Breitbart.com berichtet: Was die Organisatoren jedoch bald feststellten, war die Tatsache, dass zwar nur sehr wenige Transgender das Programm nutzten, aber Männer und Jungen nutzten es als Ausrede, um in Frauen duschen, Umkleideräume und Toiletten zu gehen, berichtet .

„Sie waren in den Duschen, in den Toiletten, in den Umkleideräumen und auf den Badebrücken. Der Ort wurde von Männern überfallen, nicht von Transgendern von dem, was ich sehen konnte. Alles fühlte sich unglaublich unangenehm an „, sagte Jeanette Larsson, eine Dozentin für Diversity-Themen, die kürzlich das Open-Air-Bad besuchte.

Laut Larsson entschieden sich viele Frauen dafür, wegen der Anwesenheit der Männer einfach das Bad zu verlassen. Während sie einige Transgender Individuen bemerkte, bemerkte sie, dass sie von einigen der Männer starrt und verspottet wurden.

„Es sollte von jedem verstanden werden, dass es ein offener Markt für diejenigen sein wird, die nur daran interessiert sind, die Körper von Frauen zu betrachten“, fügte sie hinzu.

Das Programm, das am 7. Mai begann, wurde von Gemeinderätin Hanna Thomé von der Linkspartei und Linda Hiltmann von der Partei Feministische Initiative unterstützt, deren Parteivorsitzende Victoria Kawesa einst Männer und nicht den Islam für eine islamische Schule verantwortlich machte, die Kinder trennte Geschlecht.

Thomé kommentierte die ersten Ergebnisse des Projekts als „Ausdruck der patriarchalischen Welt, in der wir leben“ und hoffte, dass es nicht geschlossen werden müsste.

Das Programm ist ein weiteres Projekt zur sozialen Gerechtigkeit, das unbeabsichtigte Folgen in Schweden hatte. Eines der bekanntesten feministisch inspirierten Projekte war die Schneepflugpolitik der Stadt Stockholm, bei der Gehsteige Vorrang vor Hauptstraßen hatten, weil Frauen angeblich weniger Autos als Männer benutzten.

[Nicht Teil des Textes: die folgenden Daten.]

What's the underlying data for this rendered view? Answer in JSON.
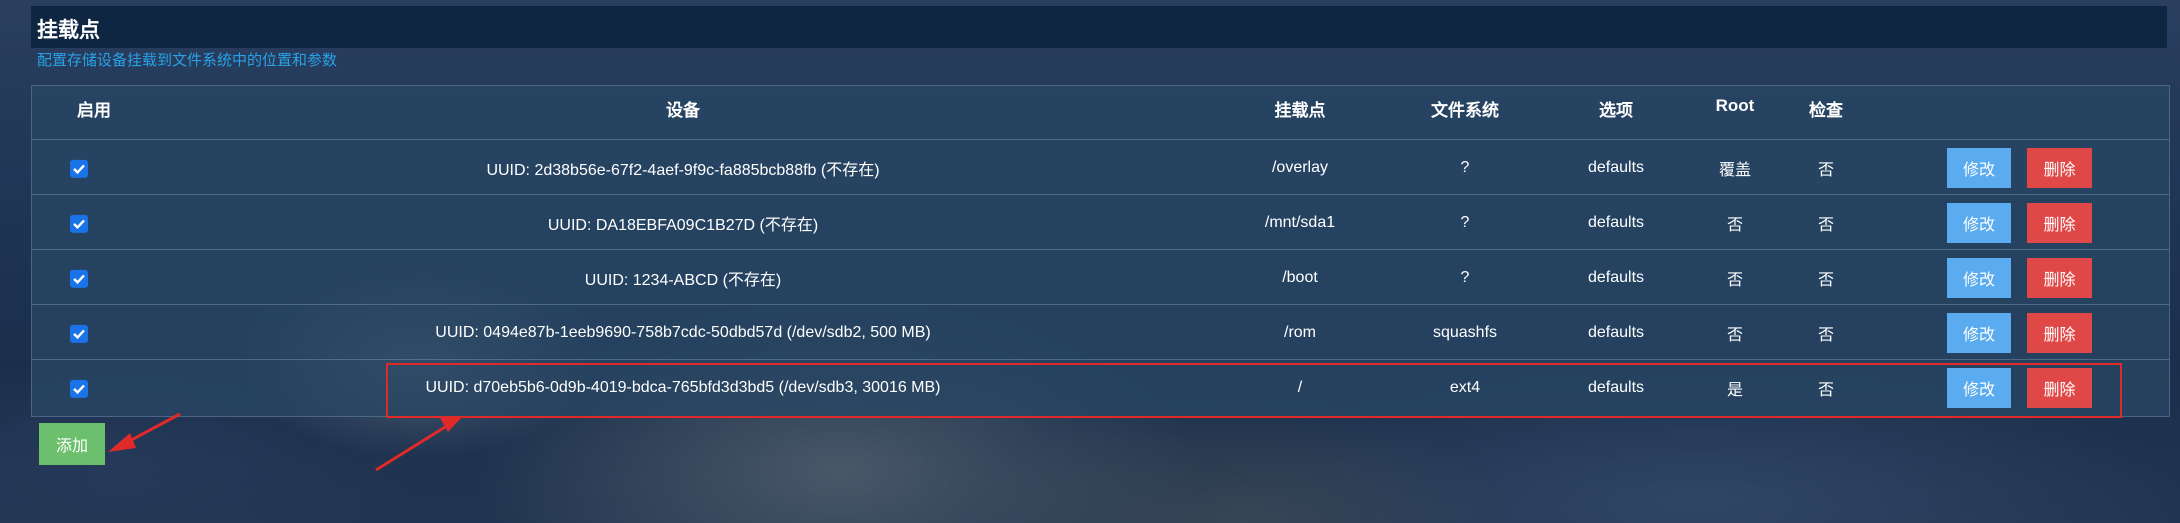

Die Politik führte schließlich zu Chaos, da die Hauptverkehrsstraßen warten mussten, um gepflügt zu werden, und sowohl die Fahrer als auch die Pendler in den öffentlichen Verkehrsmitteln steckten fest, da die Busse abgesagt oder verspätet waren.

Die schwedische Umweltministerin und Grüne-Parteimitgliedin Karolina Skog hat sich auch dafür ausgesprochen, die Zahl der Autos auf der Straße zu reduzieren, weil sie behauptet, dass es eine feministische Angelegenheit sei, weil mehr Männer Autos fahren als Frauen.

„Autos werden hauptsächlich von Männern gefahren, indem sie viel Platz für Autos bieten; Wir geben Männern viel Raum – auf Kosten von Frauen „, sagte sie.